Lets forget the naive notions I had at the age of 17 that by my 25th I would be well over all and any shenanigans, sexual experimentation, casual social drug use and loud music in my chosen genre, that I would be settling in for the night in a suburban nirvana, with my one year old child and a third of the way into my first marriage with an oppressively inappropriate man. Instead, at the age of twenty four, staring down the barrel of twenty five, let us evaluate where I am, since I’m currently NOT tucking my toddler into my marital bed whilst my bastard husband sleeps in the spare room…
…Well, where I was, up until three weeks ago was continuing with what has turned out to be a three year office based career in financial services, a far cry from the Hollywood hills flamboyant existence that I should by now be ruefully giving up to settle into my three bed semi in Mumsville…
Instead, literally months from my 25th, I have had a shock realisation that I am not where I thought I would be and this epiphany has resulted in me jacking in my 9 to 5 career to move back in with my mother (after nearly 10 years absence) and to be artfully unemployed whilst I voluntarily help promote a friend’s up and coming band into mega stardom. This, in theory, will provide me with the precious MTV lifestyle that by my earlier predictions I should already be reminiscing about at a coffee morning with other mothers. But you’re never too old. If, at fifty, old men can buy fast cars and faster women to make themselves look younger, why can’t I start living the twentysomething life I imagined I’d have when I was seventeen?

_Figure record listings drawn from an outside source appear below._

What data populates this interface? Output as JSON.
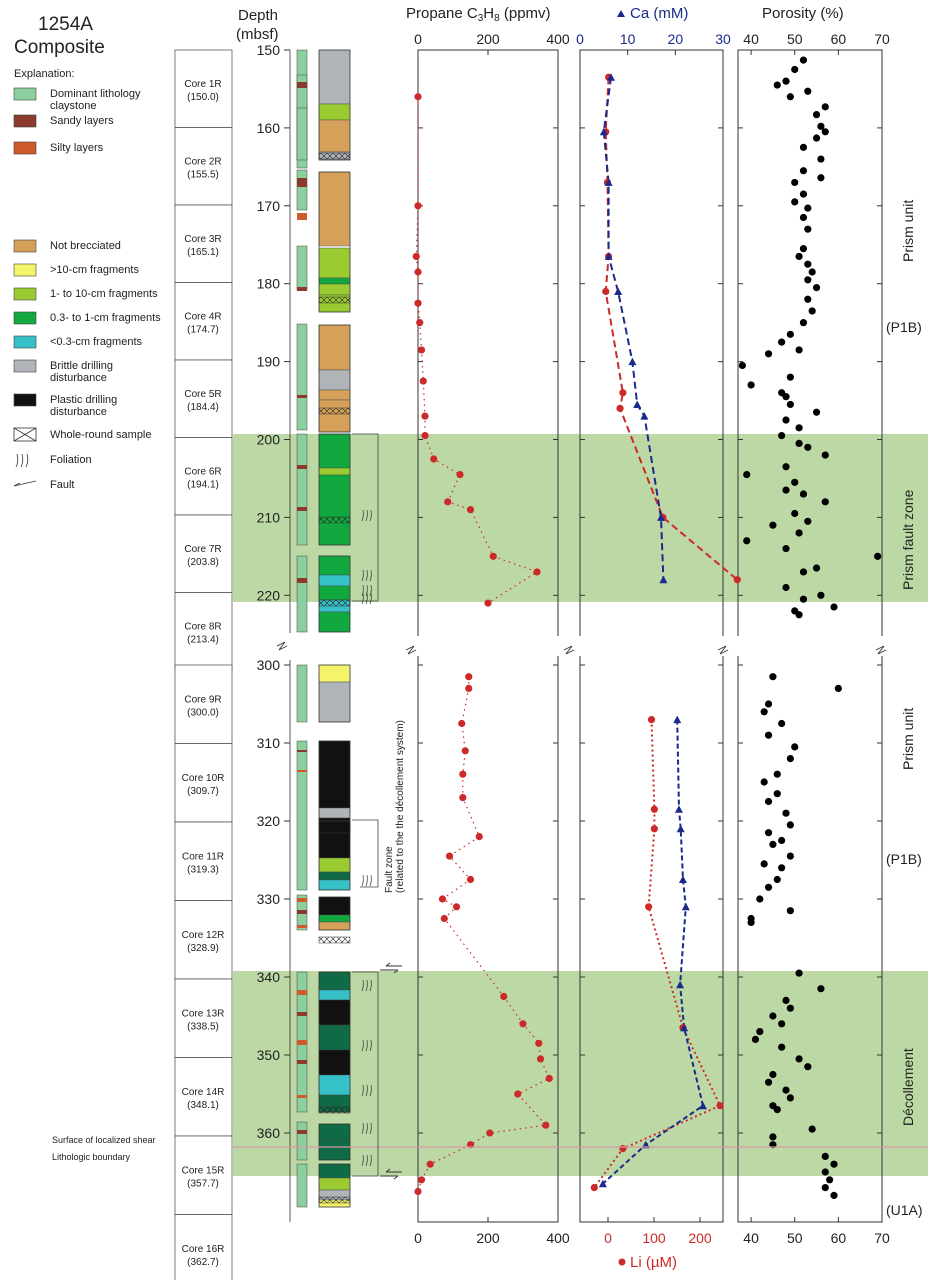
{
  "site": {
    "id": "1254A",
    "label": "Composite"
  },
  "explanation_title": "Explanation:",
  "legend_lithology": [
    {
      "label": [
        "Dominant lithology",
        "claystone"
      ],
      "color": "#8ccf9e"
    },
    {
      "label": [
        "Sandy layers"
      ],
      "color": "#8b3a2c"
    },
    {
      "label": [
        "Silty layers"
      ],
      "color": "#cf5a2c"
    }
  ],
  "legend_fragments": [
    {
      "label": [
        "Not brecciated"
      ],
      "color": "#d4a05a"
    },
    {
      "label": [
        ">10-cm fragments"
      ],
      "color": "#f4f46a"
    },
    {
      "label": [
        "1- to 10-cm fragments"
      ],
      "color": "#9acc32"
    },
    {
      "label": [
        "0.3- to 1-cm fragments"
      ],
      "color": "#12a840"
    },
    {
      "label": [
        "<0.3-cm fragments"
      ],
      "color": "#36c0c8"
    },
    {
      "label": [
        "Brittle drilling",
        "disturbance"
      ],
      "color": "#b0b3b8"
    },
    {
      "label": [
        "Plastic drilling",
        "disturbance"
      ],
      "color": "#111111"
    }
  ],
  "legend_symbols": [
    {
      "label": "Whole-round sample",
      "icon": "whole-round-sample-icon"
    },
    {
      "label": "Foliation",
      "icon": "foliation-icon"
    },
    {
      "label": "Fault",
      "icon": "fault-icon"
    }
  ],
  "depth_axis": {
    "title": [
      "Depth",
      "(mbsf)"
    ],
    "top_ticks": [
      150,
      160,
      170,
      180,
      190,
      200,
      210,
      220
    ],
    "bottom_ticks": [
      300,
      310,
      320,
      330,
      340,
      350,
      360
    ]
  },
  "cores_top": [
    {
      "name": "Core 1R",
      "depth": "(150.0)"
    },
    {
      "name": "Core 2R",
      "depth": "(155.5)"
    },
    {
      "name": "Core 3R",
      "depth": "(165.1)"
    },
    {
      "name": "Core 4R",
      "depth": "(174.7)"
    },
    {
      "name": "Core 5R",
      "depth": "(184.4)"
    },
    {
      "name": "Core 6R",
      "depth": "(194.1)"
    },
    {
      "name": "Core 7R",
      "depth": "(203.8)"
    },
    {
      "name": "Core 8R",
      "depth": "(213.4)"
    }
  ],
  "cores_bottom": [
    {
      "name": "Core 9R",
      "depth": "(300.0)"
    },
    {
      "name": "Core 10R",
      "depth": "(309.7)"
    },
    {
      "name": "Core 11R",
      "depth": "(319.3)"
    },
    {
      "name": "Core 12R",
      "depth": "(328.9)"
    },
    {
      "name": "Core 13R",
      "depth": "(338.5)"
    },
    {
      "name": "Core 14R",
      "depth": "(348.1)"
    },
    {
      "name": "Core 15R",
      "depth": "(357.7)"
    },
    {
      "name": "Core 16R",
      "depth": "(362.7)"
    }
  ],
  "panels": {
    "propane": {
      "title": "Propane C3H8 (ppmv)",
      "ticks": [
        "0",
        "200",
        "400"
      ],
      "color": "#cc2a2a"
    },
    "ca_li": {
      "top_title": "Ca (mM)",
      "top_ticks": [
        "0",
        "10",
        "20",
        "30"
      ],
      "top_color": "#1a2a8c",
      "bottom_title": "Li (µM)",
      "bottom_ticks": [
        "0",
        "100",
        "200"
      ],
      "bottom_color": "#cc2a2a"
    },
    "porosity": {
      "title": "Porosity (%)",
      "ticks": [
        "40",
        "50",
        "60",
        "70"
      ]
    }
  },
  "zones": {
    "unit_top": "Prism unit",
    "p1b_top": "(P1B)",
    "prism_fault_zone": "Prism fault zone",
    "unit_bottom": "Prism unit",
    "p1b_bottom": "(P1B)",
    "decollement": "Décollement",
    "u1a": "(U1A)",
    "zone_color": "#bcd9a5"
  },
  "annotations": {
    "fault_zone": [
      "Fault zone",
      "(related to the the décollement system)"
    ],
    "surface_shear": "Surface of localized shear",
    "lithologic_boundary": "Lithologic boundary"
  },
  "chart_data": {
    "type": "scatter",
    "propane_top": [
      [
        156,
        0
      ],
      [
        170,
        0
      ],
      [
        176.5,
        -5
      ],
      [
        178.5,
        0
      ],
      [
        182.5,
        0
      ],
      [
        185,
        5
      ],
      [
        188.5,
        10
      ],
      [
        192.5,
        15
      ],
      [
        197,
        20
      ],
      [
        199.5,
        20
      ],
      [
        202.5,
        45
      ],
      [
        204.5,
        120
      ],
      [
        208,
        85
      ],
      [
        209,
        150
      ],
      [
        215,
        215
      ],
      [
        217,
        340
      ],
      [
        221,
        200
      ]
    ],
    "propane_bottom": [
      [
        301.5,
        145
      ],
      [
        303,
        145
      ],
      [
        307.5,
        125
      ],
      [
        311,
        135
      ],
      [
        314,
        128
      ],
      [
        317,
        128
      ],
      [
        322,
        175
      ],
      [
        324.5,
        90
      ],
      [
        327.5,
        150
      ],
      [
        330,
        70
      ],
      [
        331,
        110
      ],
      [
        332.5,
        75
      ],
      [
        342.5,
        245
      ],
      [
        346,
        300
      ],
      [
        348.5,
        345
      ],
      [
        350.5,
        350
      ],
      [
        353,
        375
      ],
      [
        355,
        285
      ],
      [
        359,
        365
      ],
      [
        360,
        205
      ],
      [
        361.5,
        150
      ],
      [
        364,
        35
      ],
      [
        366,
        10
      ],
      [
        367.5,
        0
      ]
    ],
    "li_top": [
      [
        153.5,
        50
      ],
      [
        160.5,
        45
      ],
      [
        167,
        48
      ],
      [
        176.5,
        50
      ],
      [
        181,
        45
      ],
      [
        194,
        75
      ],
      [
        196,
        70
      ],
      [
        210,
        145
      ],
      [
        218,
        275
      ]
    ],
    "ca_top": [
      [
        153.5,
        6.5
      ],
      [
        160.5,
        5
      ],
      [
        167,
        6
      ],
      [
        176.5,
        6
      ],
      [
        181,
        8
      ],
      [
        190,
        11
      ],
      [
        195.5,
        12
      ],
      [
        197,
        13.5
      ],
      [
        210,
        17
      ],
      [
        218,
        17.5
      ]
    ],
    "li_bottom": [
      [
        307,
        125
      ],
      [
        318.5,
        130
      ],
      [
        321,
        130
      ],
      [
        331,
        120
      ],
      [
        346.5,
        180
      ],
      [
        356.5,
        245
      ],
      [
        362,
        75
      ],
      [
        367,
        25
      ]
    ],
    "ca_bottom": [
      [
        307,
        170
      ],
      [
        318.5,
        173
      ],
      [
        321,
        176
      ],
      [
        327.5,
        180
      ],
      [
        331,
        185
      ],
      [
        341,
        175
      ],
      [
        346.5,
        182
      ],
      [
        356.5,
        215
      ],
      [
        361.5,
        115
      ],
      [
        366.5,
        40
      ]
    ],
    "porosity_top": [
      [
        151.3,
        52
      ],
      [
        152.5,
        50
      ],
      [
        154,
        48
      ],
      [
        154.5,
        46
      ],
      [
        155.3,
        53
      ],
      [
        156,
        49
      ],
      [
        157.3,
        57
      ],
      [
        158.3,
        55
      ],
      [
        159.8,
        56
      ],
      [
        160.5,
        57
      ],
      [
        161.3,
        55
      ],
      [
        162.5,
        52
      ],
      [
        164,
        56
      ],
      [
        165.5,
        52
      ],
      [
        166.4,
        56
      ],
      [
        167,
        50
      ],
      [
        168.5,
        52
      ],
      [
        169.5,
        50
      ],
      [
        170.3,
        53
      ],
      [
        171.5,
        52
      ],
      [
        173,
        53
      ],
      [
        175.5,
        52
      ],
      [
        176.5,
        51
      ],
      [
        177.5,
        53
      ],
      [
        178.5,
        54
      ],
      [
        179.5,
        53
      ],
      [
        180.5,
        55
      ],
      [
        182,
        53
      ],
      [
        183.5,
        54
      ],
      [
        185,
        52
      ],
      [
        186.5,
        49
      ],
      [
        187.5,
        47
      ],
      [
        188.5,
        51
      ],
      [
        189,
        44
      ],
      [
        190.5,
        38
      ],
      [
        192,
        49
      ],
      [
        193,
        40
      ],
      [
        194,
        47
      ],
      [
        194.5,
        48
      ],
      [
        195.5,
        49
      ],
      [
        196.5,
        55
      ],
      [
        197.5,
        48
      ],
      [
        198.5,
        51
      ],
      [
        199.5,
        47
      ],
      [
        200.5,
        51
      ],
      [
        201,
        53
      ],
      [
        202,
        57
      ],
      [
        203.5,
        48
      ],
      [
        204.5,
        39
      ],
      [
        205.5,
        50
      ],
      [
        206.5,
        48
      ],
      [
        207,
        52
      ],
      [
        208,
        57
      ],
      [
        209.5,
        50
      ],
      [
        210.5,
        53
      ],
      [
        211,
        45
      ],
      [
        212,
        51
      ],
      [
        213,
        39
      ],
      [
        214,
        48
      ],
      [
        215,
        69
      ],
      [
        216.5,
        55
      ],
      [
        217,
        52
      ],
      [
        219,
        48
      ],
      [
        220,
        56
      ],
      [
        220.5,
        52
      ],
      [
        221.5,
        59
      ],
      [
        222,
        50
      ],
      [
        222.5,
        51
      ]
    ],
    "porosity_bottom": [
      [
        301.5,
        45
      ],
      [
        303,
        60
      ],
      [
        305,
        44
      ],
      [
        306,
        43
      ],
      [
        307.5,
        47
      ],
      [
        309,
        44
      ],
      [
        310.5,
        50
      ],
      [
        312,
        49
      ],
      [
        314,
        46
      ],
      [
        315,
        43
      ],
      [
        316.5,
        46
      ],
      [
        317.5,
        44
      ],
      [
        319,
        48
      ],
      [
        320.5,
        49
      ],
      [
        321.5,
        44
      ],
      [
        322.5,
        47
      ],
      [
        323,
        45
      ],
      [
        324.5,
        49
      ],
      [
        325.5,
        43
      ],
      [
        326,
        47
      ],
      [
        327.5,
        46
      ],
      [
        328.5,
        44
      ],
      [
        330,
        42
      ],
      [
        331.5,
        49
      ],
      [
        332.5,
        40
      ],
      [
        333,
        40
      ],
      [
        339.5,
        51
      ],
      [
        341.5,
        56
      ],
      [
        343,
        48
      ],
      [
        344,
        49
      ],
      [
        345,
        45
      ],
      [
        346,
        47
      ],
      [
        347,
        42
      ],
      [
        348,
        41
      ],
      [
        349,
        47
      ],
      [
        350.5,
        51
      ],
      [
        351.5,
        53
      ],
      [
        352.5,
        45
      ],
      [
        353.5,
        44
      ],
      [
        354.5,
        48
      ],
      [
        355.5,
        49
      ],
      [
        356.5,
        45
      ],
      [
        357,
        46
      ],
      [
        359.5,
        54
      ],
      [
        360.5,
        45
      ],
      [
        361.5,
        45
      ],
      [
        363,
        57
      ],
      [
        364,
        59
      ],
      [
        365,
        57
      ],
      [
        366,
        58
      ],
      [
        367,
        57
      ],
      [
        368,
        59
      ]
    ]
  }
}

Just look at all those wonderful adverts aimed at people just like me, advertising courses for those who didn’t pay attention at school, another chance to have an improved quality of life and potential salary raises. These adverts work.. I have already tried an Open University course (but in my true fashion didn’t bother finishing it because I went to California for two weeks of debauchery instead). So instead of enrolling in another 12 week Introduction to Social Sciences, I have decided that at twenty four, it’s still not too late. There’s another five – count ‘em – five years of youth left to go, it would be ten if I was a bloke but let’s not get into the whole sexist or “old mothers” argument
Nonetheless, I am having a hard time dealing with my recent impulsive decisions. In fact this has to be one of the worst decisions ever made (my years of sensible mortgage considering wisdom dictate this to be true). Yet here I am having my twenty something crisis, giving up all that is sensible; a boring career and total independence from my parents (except when my car tax is due) to go back and live the dream that I invented eight years ago, daydreaming in a coffee shop with a rolled up cherry flavoured cigarette hanging out of my mouth and nursing a cold three hour old drawn out vanilla latte instead of attending my Psychology lectures at college in a bid to sabotage any attempts by my father at successfully getting me to enrol in a university.
Surely I am not the only quarterager out there who decided at the time that university was a crock and that now nearly ten years later having still not thought of anything else to do has amounted in getting into IVA qualifying amounts of debt by working dead end administration jobs and rinsing the money at the pub and on various colours of UGG boots at the weekend….every weekend. I certainly didn’t expect this for myself. I assumed that something amazing would turn up…and it now has, eight years too late but nevertheless it’s being handed to me on a plate. But herein lays the crisis:
In order for me to catch up on “The Dream” I have to literally go back to being seventeen (except now with huge financial burdens) and start all over again, hopefully losing some of the arrogance that got me into this mess in the first place and using some of the wisdom gained to make this dream a reality this time round. The pressure is immense, for I am no longer a spring chicken…or at least I certainly won’t be once this second attempt at “real life” peters out in another few years.
To summarise: I am in a position nowhere near where I thought I would be. In fact, I found myself exactly where I feared I would be and I have now taken brave steps to try and rectify the mammoth error that is currently my life. But have I really got the energy to start all over again? Is the grass going to be greener on the other side? Is living with my mother going to be all my nightmares realised? I guess there’s only one way to find out!